In 2016 this multipurpose camera was used to successfully shoot video of a moonbow, a natural phenomenon rarely seen in Japan, using only the light of the moon.
Multipurpose cameras capable of operating in almost total darkness enable image capture in locations that are otherwise difficult to access. In addition to applications in disaster prevention and crime prevention, other possible uses include measuring instruments and industrial machinery, as well as the production of video of wild animals in their natural habitats.
Shot by comparable professional-use video
Shot by the ME20F-SH, Canon’s ultra-high sensitivity multi-purpose camera
Canon was quick to launch R&D efforts on CMOS sensors as far back as the 1990s. In 2010, the company produced a CMOS sensor with 120 megapixels, achieving a level of resolution equivalent to that of the human eye, a feat that garnered considerable attention. In 2015, Canon successfully developed an APS-H-size CMOS sensor with approximately 250 megapixels (19580 x 12600 pixels), the world’s highest pixel count for its size. This ultra-high-pixel-count CMOS sensor achieves a level of resolution that is approximately 125 times that of Full HD (1920 x 1080 pixels) video and approximately 30 times that of 4K (3840 x 2160 pixels) video.
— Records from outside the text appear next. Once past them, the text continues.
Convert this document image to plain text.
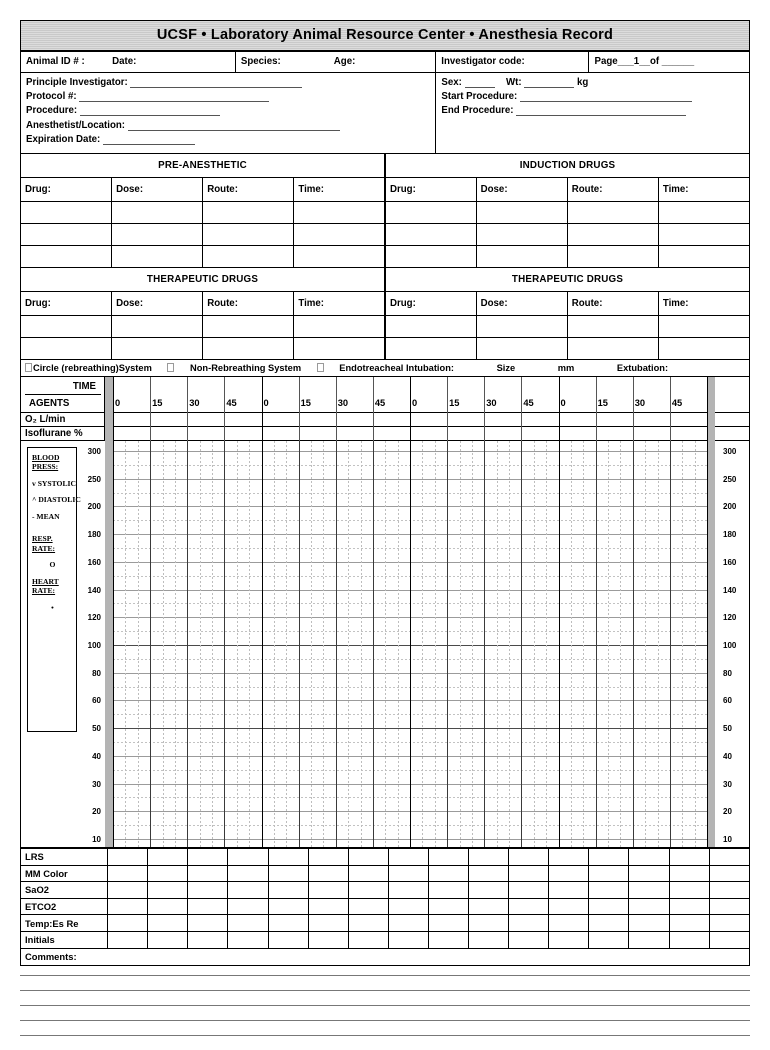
UCSF • Laboratory Animal Resource Center • Anesthesia Record
Animal ID # :	Date:	Species:	Age:	Investigator code:	Page___1__of ______
Principle Investigator:
Protocol #:
Procedure:
Anesthetist/Location:
Expiration Date:

Sex:	Wt:	kg
Start Procedure:
End Procedure:
PRE-ANESTHETIC				INDUCTION DRUGS			
Drug:	Dose:	Route:	Time:	Drug:	Dose:	Route:	Time:

THERAPEUTIC DRUGS				THERAPEUTIC DRUGS			
Drug:	Dose:	Route:	Time:	Drug:	Dose:	Route:	Time:

Circle (rebreathing)System	Non-Rebreathing System	Endotreacheal Intubation:	Size	mm	Extubation:
TIME
AGENTS	0	15	30	45	0	15	30	45	0	15	30	45	0	15	30	45
O₂ L/min
Isoflurane %
300	300
250	250
200	200
180	180
160	160
140	140
120	120
100	100
80	80
60	60
50	50
40	40
30	30
20	20
10	10
BLOOD
PRESS:
v SYSTOLIC
^ DIASTOLIC
- MEAN
RESP. RATE:
O
HEART
RATE:
•
LRS																
MM Color																
SaO2																
ETCO2																
Temp:Es Re																
Initials																
Comments:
Despite the compact pixel dimensions, sensitivity was maintained by creating a structure that maximizes the amount of light captured. Though increases in pixel count results in increased signal volume, which can cause signal delays and timing discrepancies, an ultra-high-speed signal readout of 1.25 billion pixels per second was achieved through circuit miniaturization and enhanced signal-processing technology. Accordingly, the sensor is capable of capturing ultra-high-pixel-count video at a speed of five frames per second.
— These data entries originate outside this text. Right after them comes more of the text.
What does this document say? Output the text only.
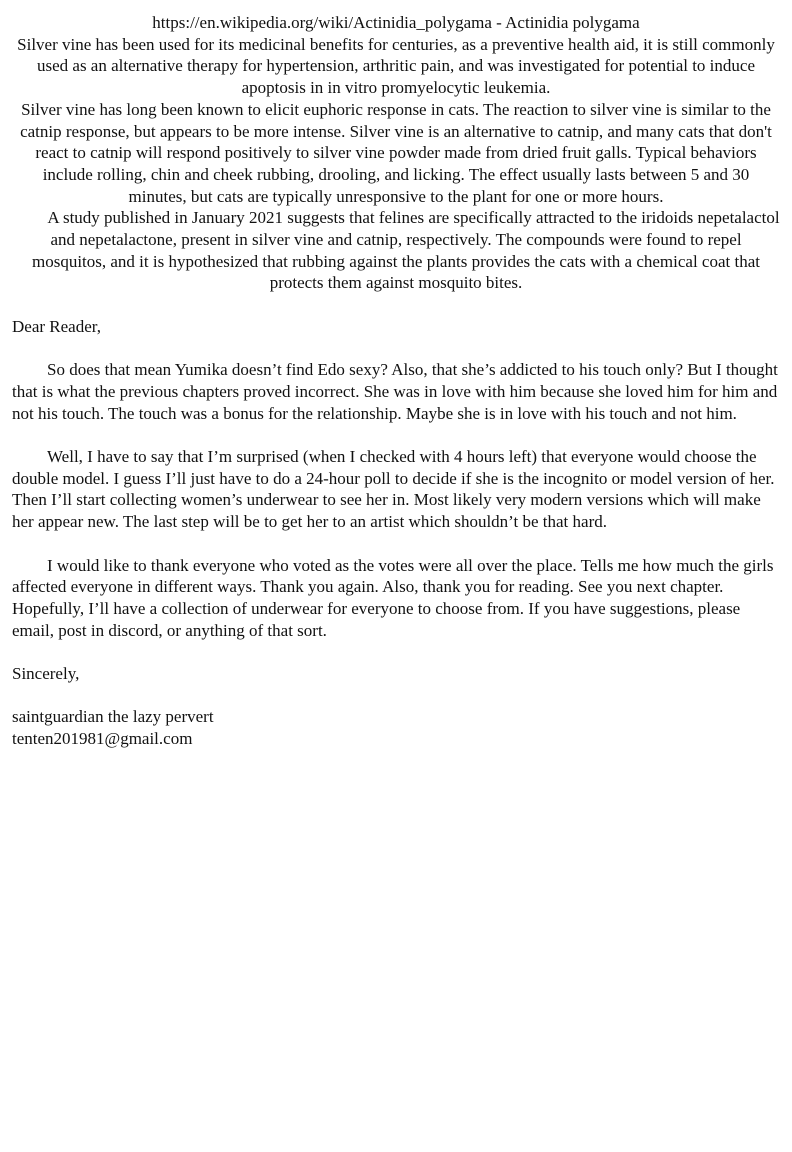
https://en.wikipedia.org/wiki/Actinidia_polygama - Actinidia polygama

Silver vine has been used for its medicinal benefits for centuries, as a preventive health aid, it is still commonly used as an alternative therapy for hypertension, arthritic pain, and was investigated for potential to induce apoptosis in in vitro promyelocytic leukemia.

Silver vine has long been known to elicit euphoric response in cats. The reaction to silver vine is similar to the catnip response, but appears to be more intense. Silver vine is an alternative to catnip, and many cats that don't react to catnip will respond positively to silver vine powder made from dried fruit galls. Typical behaviors include rolling, chin and cheek rubbing, drooling, and licking. The effect usually lasts between 5 and 30 minutes, but cats are typically unresponsive to the plant for one or more hours.

A study published in January 2021 suggests that felines are specifically attracted to the iridoids nepetalactol and nepetalactone, present in silver vine and catnip, respectively. The compounds were found to repel mosquitos, and it is hypothesized that rubbing against the plants provides the cats with a chemical coat that protects them against mosquito bites.

Dear Reader,

So does that mean Yumika doesn’t find Edo sexy? Also, that she’s addicted to his touch only? But I thought that is what the previous chapters proved incorrect. She was in love with him because she loved him for him and not his touch. The touch was a bonus for the relationship. Maybe she is in love with his touch and not him.

Well, I have to say that I’m surprised (when I checked with 4 hours left) that everyone would choose the double model. I guess I’ll just have to do a 24-hour poll to decide if she is the incognito or model version of her. Then I’ll start collecting women’s underwear to see her in. Most likely very modern versions which will make her appear new. The last step will be to get her to an artist which shouldn’t be that hard.

I would like to thank everyone who voted as the votes were all over the place. Tells me how much the girls affected everyone in different ways. Thank you again. Also, thank you for reading. See you next chapter. Hopefully, I’ll have a collection of underwear for everyone to choose from. If you have suggestions, please email, post in discord, or anything of that sort.

Sincerely,

saintguardian the lazy pervert

tenten201981@gmail.com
* As of December 31, 2017. Based on a Canon survey
CMOS sensor with approximately 250 megapixels
Image captured with a prototype camera equipped with an EF 800 mm telephoto lens using digital zoom. The image was digitally enlarged, and additional image processing was applied. The resulting image enables the identification of lettering on the fuselage of an airplane 18 km away, beyond impossible for the human eye.
Canon has developed a global shutter-equipped CMOS sensor for industry, instrumentation and film production. This new CMOS sensor not only offers improved sensitivity and noise reduction, but by reading the data from the sensor’s pixels at one time, it eliminates the “rolling shutter” effect, a distortion caused by taking in data from fast-moving subjects line-by-line.